Friday, January 10, 2014

A Study of Woman by Honoré de Balzac



Too small to amount to much
Honoré de Balzac
A Study of Woman, originally published in 1830, is one of Honoré de Balzac’s shortest stories. The entire piece can be read in under ten minutes. The story takes place in the time of the Bourbon Restoration, and the woman in question is the Marquise de Listomere, the wife of a member of the Chamber of Deputies. The story is narrated by Horace Bianchon, one of Balzac’s recurring characters, and also features Eugène de Rastignac, the Kevin Bacon of Balzac’s Comédie Humaine. With the presence of these familiar characters, the story is well integrated into the interconnected continuity of Balzac’s writings, but due to its brevity and narrowness of scope it’s hardly an indispensable tile in the grand mosaic of the Comédie Humaine.

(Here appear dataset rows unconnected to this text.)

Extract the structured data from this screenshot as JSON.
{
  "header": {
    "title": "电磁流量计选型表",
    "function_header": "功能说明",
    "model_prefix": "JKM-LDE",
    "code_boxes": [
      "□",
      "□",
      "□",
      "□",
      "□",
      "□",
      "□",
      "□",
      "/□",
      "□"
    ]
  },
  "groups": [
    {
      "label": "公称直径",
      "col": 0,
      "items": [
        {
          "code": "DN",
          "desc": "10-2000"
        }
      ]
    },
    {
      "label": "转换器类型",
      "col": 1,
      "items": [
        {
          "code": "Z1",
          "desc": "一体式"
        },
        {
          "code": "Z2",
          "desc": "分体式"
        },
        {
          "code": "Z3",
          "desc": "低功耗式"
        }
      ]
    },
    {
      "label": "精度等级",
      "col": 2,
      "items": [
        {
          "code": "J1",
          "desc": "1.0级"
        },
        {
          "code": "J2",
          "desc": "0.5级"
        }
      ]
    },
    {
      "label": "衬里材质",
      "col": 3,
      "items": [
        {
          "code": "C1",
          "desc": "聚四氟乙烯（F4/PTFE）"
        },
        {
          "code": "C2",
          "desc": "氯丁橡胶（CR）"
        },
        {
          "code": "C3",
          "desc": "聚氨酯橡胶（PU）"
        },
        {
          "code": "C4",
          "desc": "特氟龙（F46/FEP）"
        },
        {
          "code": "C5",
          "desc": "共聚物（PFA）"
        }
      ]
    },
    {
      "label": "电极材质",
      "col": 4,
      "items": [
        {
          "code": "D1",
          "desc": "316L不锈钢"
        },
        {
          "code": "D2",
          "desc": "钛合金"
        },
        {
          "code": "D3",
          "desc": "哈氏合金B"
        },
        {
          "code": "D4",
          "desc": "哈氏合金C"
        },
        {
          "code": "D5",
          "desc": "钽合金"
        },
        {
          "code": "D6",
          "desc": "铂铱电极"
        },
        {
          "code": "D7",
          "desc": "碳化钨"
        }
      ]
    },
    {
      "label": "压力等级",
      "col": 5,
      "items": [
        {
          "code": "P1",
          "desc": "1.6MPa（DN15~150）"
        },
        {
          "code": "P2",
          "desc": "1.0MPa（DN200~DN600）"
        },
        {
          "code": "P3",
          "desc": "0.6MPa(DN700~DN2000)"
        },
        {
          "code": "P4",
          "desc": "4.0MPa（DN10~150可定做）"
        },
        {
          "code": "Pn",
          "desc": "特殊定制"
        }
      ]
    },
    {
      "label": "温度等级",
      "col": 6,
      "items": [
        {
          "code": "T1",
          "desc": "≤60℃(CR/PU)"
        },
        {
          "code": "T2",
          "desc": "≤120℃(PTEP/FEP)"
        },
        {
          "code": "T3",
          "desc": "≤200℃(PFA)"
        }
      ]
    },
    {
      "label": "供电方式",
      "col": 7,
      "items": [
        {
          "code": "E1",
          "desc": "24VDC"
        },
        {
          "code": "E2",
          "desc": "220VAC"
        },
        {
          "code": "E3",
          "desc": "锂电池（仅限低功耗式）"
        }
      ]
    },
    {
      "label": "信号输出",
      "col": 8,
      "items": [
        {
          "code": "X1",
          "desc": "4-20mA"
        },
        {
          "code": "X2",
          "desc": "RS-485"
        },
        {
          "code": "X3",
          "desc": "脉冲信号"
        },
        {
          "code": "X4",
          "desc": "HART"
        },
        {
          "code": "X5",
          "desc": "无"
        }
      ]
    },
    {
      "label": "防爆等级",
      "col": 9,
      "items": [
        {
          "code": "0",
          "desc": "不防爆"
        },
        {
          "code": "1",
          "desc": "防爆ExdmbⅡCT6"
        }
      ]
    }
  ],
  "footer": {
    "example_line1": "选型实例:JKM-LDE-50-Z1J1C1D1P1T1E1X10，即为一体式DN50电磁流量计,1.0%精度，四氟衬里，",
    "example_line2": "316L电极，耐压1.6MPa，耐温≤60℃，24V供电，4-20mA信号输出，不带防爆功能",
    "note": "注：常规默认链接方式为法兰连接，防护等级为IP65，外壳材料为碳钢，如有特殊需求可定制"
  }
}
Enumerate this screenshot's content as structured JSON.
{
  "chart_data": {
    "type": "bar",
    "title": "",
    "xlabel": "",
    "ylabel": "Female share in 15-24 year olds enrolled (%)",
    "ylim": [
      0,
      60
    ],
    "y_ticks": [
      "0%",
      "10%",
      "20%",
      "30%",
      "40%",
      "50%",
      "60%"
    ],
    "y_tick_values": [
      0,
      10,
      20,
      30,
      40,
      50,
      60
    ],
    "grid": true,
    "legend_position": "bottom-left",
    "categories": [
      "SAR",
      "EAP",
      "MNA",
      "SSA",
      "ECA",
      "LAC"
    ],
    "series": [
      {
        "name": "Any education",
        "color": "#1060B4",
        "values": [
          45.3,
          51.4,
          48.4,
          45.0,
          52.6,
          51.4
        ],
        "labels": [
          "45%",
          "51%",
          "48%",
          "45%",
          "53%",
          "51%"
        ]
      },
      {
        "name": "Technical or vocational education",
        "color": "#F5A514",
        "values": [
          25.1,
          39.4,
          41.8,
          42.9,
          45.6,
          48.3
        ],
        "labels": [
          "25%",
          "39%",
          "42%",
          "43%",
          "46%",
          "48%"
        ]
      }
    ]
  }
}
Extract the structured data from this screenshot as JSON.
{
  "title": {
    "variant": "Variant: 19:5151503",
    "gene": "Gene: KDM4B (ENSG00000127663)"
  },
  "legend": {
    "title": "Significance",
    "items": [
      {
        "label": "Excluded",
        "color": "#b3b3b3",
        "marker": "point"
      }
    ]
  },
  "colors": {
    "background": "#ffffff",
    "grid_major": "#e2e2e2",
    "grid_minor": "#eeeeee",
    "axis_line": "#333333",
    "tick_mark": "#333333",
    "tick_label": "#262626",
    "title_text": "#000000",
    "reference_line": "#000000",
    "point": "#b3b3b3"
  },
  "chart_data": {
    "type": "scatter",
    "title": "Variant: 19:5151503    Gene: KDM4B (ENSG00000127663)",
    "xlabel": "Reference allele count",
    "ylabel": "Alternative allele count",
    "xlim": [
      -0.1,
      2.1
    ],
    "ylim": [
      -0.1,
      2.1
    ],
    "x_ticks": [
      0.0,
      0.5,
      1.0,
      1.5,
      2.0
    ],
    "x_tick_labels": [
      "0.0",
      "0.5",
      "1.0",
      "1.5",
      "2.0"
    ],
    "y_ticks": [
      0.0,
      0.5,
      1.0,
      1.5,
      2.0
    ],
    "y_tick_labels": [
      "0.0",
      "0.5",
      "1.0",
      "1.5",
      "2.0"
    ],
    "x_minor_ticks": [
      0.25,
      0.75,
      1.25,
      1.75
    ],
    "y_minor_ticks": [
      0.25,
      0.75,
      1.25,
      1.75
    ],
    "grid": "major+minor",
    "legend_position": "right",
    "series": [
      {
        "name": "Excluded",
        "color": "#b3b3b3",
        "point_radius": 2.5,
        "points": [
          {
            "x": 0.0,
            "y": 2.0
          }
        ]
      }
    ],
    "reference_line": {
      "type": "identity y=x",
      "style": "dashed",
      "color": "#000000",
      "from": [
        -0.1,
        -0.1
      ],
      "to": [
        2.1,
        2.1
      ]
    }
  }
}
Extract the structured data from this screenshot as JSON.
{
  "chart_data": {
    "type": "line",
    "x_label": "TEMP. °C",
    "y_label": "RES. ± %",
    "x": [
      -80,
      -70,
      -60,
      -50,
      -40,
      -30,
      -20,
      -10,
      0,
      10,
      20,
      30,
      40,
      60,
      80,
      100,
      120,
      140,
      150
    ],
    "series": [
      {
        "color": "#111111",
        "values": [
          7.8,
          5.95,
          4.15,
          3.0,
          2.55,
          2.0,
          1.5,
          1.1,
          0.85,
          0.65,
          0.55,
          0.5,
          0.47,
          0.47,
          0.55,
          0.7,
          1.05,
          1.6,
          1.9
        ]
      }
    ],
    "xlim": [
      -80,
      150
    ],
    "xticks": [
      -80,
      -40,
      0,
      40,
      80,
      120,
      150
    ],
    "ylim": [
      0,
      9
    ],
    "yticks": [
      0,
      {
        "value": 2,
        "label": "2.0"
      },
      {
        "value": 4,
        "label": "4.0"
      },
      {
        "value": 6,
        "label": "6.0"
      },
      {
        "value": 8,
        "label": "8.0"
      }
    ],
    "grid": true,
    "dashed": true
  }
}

With a story this short, the less said about the plot the better. Suffice it to say that it deals with a conflict between virtue and vanity, and the simple observation that even when a woman doesn’t want a man, she wants to be wanted by that man. The story is engaging, but its revelations on womankind are neither earth-shattering nor universally accurate, and the reader is likely to forget the piece soon after it’s finished. This relatively inconsequential nugget is best reserved for those avid Balzac fans attempting to tackle his complete works. For everybody else, it’s certainly not a waste of ten minutes, but you’d be better off sticking to Balzac’s better-known and more substantial works.